Ad esempio, vi sarete accorti che molte realtà vogliono farvi usare le loro app sui vostri telefonini intelligenti. E’ per eliminare costi, cioè posti di lavoro. Le banche vogliono ridurre al minimo il contatto con il pubblico facendoci fare tutto dal computer a casa o dal cellulare. Già lo stipendio si riceve in banca, si possono pagare le utenze in automatico, prelevare i soldi dal bancomat, pagare ciò che acquistiamo con le varie carte… l’unico problema sono gli assegni, ma ci arriveranno. E’ comodo per noi ma anche per la banca che elimina personale. In futuro la banca servirà solo per venderci i loro prodotti finanziari.

Attenti al capitale straniero

Ma il lavoro scompare dall’Italia anche perché alcune aziende straniere (non certo i clandestini) hanno rilevato aziende italiane in buone condizioni e poi le hanno portate alla chiusura, eliminando così la concorrenza italiana.

E’ ormai compromesso il comparto degli elettrodomestici, uno di quelli che trainavano la nostra economia. Ora è diventato un settore problematico, in seguito alle varie acquisizioni straniere.

La svedese Electrolux che ha comprato la friulana Zanussi (Pordenone) e la veneta Zoppas (Conegliano) ha poi ridotto al minimo le aziende fino alla loro chiusura. In questi giorni si parla della crisi dell’Embraco, azienda di motori per frigoriferi controllata dall’americana Whirlpool, è una nuova ferita nell’industria italiana. Whirlpool si è già presa Indesit, Merloni, Ignis e poi pian piano ha iniziato a chiudere a Trento, Cornero e negli stabilimenti marchigiani.
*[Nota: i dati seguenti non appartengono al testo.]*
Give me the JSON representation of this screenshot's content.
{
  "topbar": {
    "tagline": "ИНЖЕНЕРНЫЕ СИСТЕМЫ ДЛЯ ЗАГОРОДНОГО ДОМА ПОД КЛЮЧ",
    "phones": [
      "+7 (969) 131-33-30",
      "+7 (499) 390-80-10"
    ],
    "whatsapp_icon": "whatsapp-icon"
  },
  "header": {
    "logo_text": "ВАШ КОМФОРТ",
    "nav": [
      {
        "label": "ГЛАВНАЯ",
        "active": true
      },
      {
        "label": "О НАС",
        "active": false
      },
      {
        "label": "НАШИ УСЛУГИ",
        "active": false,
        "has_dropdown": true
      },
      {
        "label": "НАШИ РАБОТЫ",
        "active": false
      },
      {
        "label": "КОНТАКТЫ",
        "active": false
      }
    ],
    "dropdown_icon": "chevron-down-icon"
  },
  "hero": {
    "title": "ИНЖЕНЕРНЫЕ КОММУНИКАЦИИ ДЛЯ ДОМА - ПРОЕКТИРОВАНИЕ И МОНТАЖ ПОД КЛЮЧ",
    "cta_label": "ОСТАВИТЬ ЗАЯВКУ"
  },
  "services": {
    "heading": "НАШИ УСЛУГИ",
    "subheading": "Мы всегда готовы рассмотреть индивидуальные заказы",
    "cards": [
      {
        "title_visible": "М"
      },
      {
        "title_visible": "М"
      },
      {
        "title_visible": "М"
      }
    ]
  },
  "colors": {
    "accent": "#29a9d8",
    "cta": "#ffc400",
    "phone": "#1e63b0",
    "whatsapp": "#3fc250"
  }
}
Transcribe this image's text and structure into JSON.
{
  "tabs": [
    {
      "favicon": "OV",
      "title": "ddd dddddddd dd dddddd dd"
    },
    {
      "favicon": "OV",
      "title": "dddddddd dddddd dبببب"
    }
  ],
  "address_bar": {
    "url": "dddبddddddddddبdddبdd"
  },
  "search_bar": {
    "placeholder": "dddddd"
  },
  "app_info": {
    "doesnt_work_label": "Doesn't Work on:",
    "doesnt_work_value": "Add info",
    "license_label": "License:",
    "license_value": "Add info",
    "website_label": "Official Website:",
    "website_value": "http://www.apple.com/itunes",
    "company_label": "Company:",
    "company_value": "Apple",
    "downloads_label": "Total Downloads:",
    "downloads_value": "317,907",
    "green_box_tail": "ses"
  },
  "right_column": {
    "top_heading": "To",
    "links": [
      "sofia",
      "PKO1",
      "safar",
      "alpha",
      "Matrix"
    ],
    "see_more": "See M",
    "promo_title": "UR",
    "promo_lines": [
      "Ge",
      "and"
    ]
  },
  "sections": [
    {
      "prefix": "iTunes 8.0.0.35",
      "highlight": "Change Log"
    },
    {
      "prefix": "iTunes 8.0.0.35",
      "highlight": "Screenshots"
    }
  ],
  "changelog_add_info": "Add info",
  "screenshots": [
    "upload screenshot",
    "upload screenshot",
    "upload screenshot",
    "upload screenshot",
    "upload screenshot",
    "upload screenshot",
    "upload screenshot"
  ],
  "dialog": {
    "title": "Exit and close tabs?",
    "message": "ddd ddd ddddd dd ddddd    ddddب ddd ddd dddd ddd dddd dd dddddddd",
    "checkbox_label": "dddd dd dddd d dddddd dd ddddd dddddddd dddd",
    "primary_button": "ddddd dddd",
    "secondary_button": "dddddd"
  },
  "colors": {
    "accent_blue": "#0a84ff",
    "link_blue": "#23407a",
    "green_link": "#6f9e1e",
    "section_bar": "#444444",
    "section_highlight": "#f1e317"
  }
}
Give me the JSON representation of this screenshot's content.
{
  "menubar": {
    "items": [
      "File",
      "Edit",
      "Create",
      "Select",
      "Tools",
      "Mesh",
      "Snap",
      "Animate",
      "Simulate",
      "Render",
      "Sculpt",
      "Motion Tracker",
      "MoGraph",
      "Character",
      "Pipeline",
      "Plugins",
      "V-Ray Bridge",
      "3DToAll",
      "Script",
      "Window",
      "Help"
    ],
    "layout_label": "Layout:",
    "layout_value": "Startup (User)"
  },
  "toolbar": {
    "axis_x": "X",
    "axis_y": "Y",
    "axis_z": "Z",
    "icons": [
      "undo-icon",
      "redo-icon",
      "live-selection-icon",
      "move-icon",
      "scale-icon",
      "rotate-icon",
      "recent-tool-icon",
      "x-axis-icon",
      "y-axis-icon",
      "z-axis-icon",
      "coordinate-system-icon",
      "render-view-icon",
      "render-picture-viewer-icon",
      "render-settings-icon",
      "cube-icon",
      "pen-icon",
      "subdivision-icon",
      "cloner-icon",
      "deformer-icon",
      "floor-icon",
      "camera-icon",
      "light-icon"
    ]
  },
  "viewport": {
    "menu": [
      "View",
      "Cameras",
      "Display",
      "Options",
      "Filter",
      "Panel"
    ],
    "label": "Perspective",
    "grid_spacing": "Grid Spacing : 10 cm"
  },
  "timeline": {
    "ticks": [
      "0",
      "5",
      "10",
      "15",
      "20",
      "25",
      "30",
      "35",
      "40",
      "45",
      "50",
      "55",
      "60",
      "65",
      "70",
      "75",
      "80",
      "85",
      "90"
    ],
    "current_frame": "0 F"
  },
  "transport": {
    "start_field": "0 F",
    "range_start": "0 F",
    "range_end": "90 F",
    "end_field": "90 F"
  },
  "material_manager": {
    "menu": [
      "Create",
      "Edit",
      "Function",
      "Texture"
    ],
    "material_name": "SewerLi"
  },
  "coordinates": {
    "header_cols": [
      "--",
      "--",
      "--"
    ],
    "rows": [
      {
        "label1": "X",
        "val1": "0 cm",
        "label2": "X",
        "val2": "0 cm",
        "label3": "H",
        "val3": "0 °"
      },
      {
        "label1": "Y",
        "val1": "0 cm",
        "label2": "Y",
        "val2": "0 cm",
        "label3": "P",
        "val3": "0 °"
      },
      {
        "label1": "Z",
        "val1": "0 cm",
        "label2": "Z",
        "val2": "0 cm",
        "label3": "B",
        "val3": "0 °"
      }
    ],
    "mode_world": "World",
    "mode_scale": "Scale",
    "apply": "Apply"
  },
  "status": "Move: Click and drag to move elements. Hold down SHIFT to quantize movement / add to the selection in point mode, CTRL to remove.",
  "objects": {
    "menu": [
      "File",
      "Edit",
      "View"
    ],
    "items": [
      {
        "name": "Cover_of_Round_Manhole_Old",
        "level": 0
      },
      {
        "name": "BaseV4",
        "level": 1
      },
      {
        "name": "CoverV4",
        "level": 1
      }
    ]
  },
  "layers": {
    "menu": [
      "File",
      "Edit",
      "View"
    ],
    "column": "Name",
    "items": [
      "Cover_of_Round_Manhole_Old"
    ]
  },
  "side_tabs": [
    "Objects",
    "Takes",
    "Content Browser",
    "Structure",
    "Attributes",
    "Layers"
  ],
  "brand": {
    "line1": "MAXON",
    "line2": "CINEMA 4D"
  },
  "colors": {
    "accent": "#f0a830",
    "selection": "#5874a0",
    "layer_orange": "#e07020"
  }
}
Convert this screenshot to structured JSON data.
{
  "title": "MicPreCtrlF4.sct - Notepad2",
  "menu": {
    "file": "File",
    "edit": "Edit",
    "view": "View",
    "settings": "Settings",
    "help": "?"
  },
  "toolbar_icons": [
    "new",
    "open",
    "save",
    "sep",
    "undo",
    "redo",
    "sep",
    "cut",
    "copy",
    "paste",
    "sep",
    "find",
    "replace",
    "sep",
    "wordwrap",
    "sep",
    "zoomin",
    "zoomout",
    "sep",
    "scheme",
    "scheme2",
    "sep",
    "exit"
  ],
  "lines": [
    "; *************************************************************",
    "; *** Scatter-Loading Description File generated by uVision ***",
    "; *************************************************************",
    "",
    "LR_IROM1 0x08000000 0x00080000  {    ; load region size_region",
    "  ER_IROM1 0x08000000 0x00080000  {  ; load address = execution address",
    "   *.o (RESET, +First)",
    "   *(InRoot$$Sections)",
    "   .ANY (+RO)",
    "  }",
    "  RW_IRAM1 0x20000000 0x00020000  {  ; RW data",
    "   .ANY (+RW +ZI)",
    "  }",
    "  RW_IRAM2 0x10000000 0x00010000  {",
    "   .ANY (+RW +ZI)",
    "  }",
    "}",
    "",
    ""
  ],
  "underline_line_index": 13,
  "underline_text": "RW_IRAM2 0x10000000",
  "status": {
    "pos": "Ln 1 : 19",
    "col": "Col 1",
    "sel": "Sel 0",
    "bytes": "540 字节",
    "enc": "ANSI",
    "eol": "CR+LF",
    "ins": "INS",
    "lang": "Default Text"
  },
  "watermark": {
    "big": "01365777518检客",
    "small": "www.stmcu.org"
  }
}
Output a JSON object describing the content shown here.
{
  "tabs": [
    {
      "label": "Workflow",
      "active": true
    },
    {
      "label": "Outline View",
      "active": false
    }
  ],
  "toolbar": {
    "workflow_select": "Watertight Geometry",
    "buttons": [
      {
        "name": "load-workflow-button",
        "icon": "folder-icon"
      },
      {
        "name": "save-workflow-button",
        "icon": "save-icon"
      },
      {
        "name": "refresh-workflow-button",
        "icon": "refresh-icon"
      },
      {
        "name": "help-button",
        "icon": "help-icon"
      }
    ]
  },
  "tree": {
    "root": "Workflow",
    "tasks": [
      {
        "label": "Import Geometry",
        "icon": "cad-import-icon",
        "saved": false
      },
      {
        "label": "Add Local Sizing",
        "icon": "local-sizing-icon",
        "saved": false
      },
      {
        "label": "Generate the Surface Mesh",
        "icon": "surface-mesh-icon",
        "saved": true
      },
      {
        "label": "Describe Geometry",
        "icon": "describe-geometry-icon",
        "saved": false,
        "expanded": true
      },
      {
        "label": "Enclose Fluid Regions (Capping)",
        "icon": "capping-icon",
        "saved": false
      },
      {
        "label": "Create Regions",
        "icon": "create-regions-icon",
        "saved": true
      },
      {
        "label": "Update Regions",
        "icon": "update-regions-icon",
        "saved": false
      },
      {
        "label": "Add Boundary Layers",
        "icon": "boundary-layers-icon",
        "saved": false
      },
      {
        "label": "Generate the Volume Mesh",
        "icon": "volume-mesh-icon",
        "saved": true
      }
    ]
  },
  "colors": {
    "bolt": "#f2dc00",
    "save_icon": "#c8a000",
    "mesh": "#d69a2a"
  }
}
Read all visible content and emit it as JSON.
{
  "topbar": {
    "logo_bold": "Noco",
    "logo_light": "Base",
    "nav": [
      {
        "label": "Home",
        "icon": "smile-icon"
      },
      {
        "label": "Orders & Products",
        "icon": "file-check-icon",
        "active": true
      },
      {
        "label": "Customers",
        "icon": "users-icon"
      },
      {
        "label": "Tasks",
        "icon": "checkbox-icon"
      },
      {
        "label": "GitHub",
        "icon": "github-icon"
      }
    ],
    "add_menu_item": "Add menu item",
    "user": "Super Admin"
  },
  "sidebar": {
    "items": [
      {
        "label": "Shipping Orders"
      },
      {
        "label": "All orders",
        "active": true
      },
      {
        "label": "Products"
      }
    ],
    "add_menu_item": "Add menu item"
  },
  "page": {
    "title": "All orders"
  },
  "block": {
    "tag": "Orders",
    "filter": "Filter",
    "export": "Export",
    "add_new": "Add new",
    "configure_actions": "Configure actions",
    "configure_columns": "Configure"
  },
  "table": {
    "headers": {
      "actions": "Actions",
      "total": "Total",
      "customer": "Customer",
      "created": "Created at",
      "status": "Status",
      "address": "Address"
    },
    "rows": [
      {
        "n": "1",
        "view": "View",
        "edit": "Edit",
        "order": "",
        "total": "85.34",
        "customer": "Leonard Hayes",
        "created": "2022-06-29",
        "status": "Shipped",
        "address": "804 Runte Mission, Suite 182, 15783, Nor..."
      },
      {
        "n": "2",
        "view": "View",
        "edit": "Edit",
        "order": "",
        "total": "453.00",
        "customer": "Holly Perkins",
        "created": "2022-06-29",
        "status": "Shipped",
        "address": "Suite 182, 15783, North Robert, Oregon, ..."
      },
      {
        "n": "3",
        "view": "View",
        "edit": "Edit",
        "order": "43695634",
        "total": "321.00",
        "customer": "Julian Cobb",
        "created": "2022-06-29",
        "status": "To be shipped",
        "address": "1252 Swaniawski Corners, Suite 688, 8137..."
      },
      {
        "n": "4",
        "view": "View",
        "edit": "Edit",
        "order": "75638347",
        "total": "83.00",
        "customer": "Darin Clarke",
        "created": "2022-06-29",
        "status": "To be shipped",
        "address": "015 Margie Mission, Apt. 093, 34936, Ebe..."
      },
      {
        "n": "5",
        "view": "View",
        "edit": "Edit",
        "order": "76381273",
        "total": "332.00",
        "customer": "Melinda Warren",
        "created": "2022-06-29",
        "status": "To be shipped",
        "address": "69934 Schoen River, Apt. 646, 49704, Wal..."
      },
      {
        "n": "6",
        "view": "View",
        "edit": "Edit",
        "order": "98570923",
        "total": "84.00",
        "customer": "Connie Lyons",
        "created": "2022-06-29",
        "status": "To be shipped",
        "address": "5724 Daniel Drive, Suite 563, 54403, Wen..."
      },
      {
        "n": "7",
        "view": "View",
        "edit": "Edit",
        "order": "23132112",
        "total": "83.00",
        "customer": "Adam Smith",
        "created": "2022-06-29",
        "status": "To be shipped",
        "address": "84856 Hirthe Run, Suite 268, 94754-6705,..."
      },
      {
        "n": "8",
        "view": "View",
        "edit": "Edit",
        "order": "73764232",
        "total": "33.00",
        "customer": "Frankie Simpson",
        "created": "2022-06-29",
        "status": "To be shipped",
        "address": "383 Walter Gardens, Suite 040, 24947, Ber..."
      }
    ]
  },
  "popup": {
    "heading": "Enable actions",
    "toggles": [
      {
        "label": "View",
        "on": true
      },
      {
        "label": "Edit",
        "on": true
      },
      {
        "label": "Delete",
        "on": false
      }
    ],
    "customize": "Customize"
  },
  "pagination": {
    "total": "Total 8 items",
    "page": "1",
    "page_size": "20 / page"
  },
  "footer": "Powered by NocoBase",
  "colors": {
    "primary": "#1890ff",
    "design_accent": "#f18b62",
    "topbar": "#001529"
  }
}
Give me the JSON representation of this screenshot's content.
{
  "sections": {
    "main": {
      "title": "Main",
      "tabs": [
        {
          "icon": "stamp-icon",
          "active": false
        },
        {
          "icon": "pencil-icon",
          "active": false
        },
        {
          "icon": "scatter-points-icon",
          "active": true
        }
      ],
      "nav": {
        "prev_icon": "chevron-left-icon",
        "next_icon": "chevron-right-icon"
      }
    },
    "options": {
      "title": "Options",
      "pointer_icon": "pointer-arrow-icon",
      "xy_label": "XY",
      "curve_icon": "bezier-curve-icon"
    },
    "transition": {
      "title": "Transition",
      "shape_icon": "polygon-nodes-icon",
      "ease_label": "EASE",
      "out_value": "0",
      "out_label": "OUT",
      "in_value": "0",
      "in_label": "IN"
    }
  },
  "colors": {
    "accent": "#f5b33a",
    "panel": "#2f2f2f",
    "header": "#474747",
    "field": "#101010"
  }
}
Anche l’alimentare è preda di stranieri (ma non stiamo parlando dei profughi). La multinazionale francese Lactalis (proprio quella della salmonella nel latte in polvere per bambini) ha acquistato, nel 2011, la Parmalat. Allora l’azienda italiana era in crisi finanziaria, ma in ottima salute industriale.

Questo passaggio di proprietà fu salutato in Italia come la fine della crisi di Parmalat di Tanzi, si giurò che non sarebbe stata la fine di Parmalat, che si sarebbe conservata la territorialità del marchio italiano al punto di costruire a Collecchio, vicino a Parma, un centro di produzione e distribuzione di latte fresco per l’Europa. Ebbene, tutto questo non è accaduto. Invece, l’obiettivo è stato quello di abbattere il prezzo del latte italiano per costringere gli allevatori a chiudere; sono state chiuse 4.000 stalle, il 10% del totale. Lo dice la Coldiretti, la quale segnala che sono finiti in mani straniere tre marchi su quattro, la situazione futura è molto preoccupante. Potremmo ricordare anche il caso Alitalia, ma è come sparare sulla Croce Rossa.

Buona politica

Sarebbe ora che i politici pensassero davvero all’Italia. Non in senso protezionistico, la globalizzazione è inarrestabile, ma imparando a non svendere o depauperare il lavoro in Italia. I francesi hanno fatto il diavolo a quattro per difendere quello che stavano per vendere agli italiani: i cantieri navali di Stx di Saint-Nazaire. Hanno nazionalizzato i cantieri per venderli alle loro condizioni. Hanno messo sul piatto collaborazioni in altri ambiti. Hanno impegnato il nuovo governo in modo sfacciato. Tutto ciò anche con l’obiettivo di conservare i posti di lavoro di quei cantieri. Certo in Francia tutto sembra di interesse nazionale e forse non è un modello da imitare. Tuttavia l’attaccamento al lavoro deve farci pensare.

Con vicende completamente diverse anche in Germania si è fatto molto per mantenere il lavoro. I sindacati tedeschi prima difendono il lavoro e poi il lavoratore. Questo ha portato dei vantaggi anche agli occupati.

Alcuni teorizzano che la politica non possa far molto contro i poteri finanziari o economici. Francia e Germania ci dicono il contrario; cioè loro hanno politici che pensano anche al lavoro dei loro cittadini.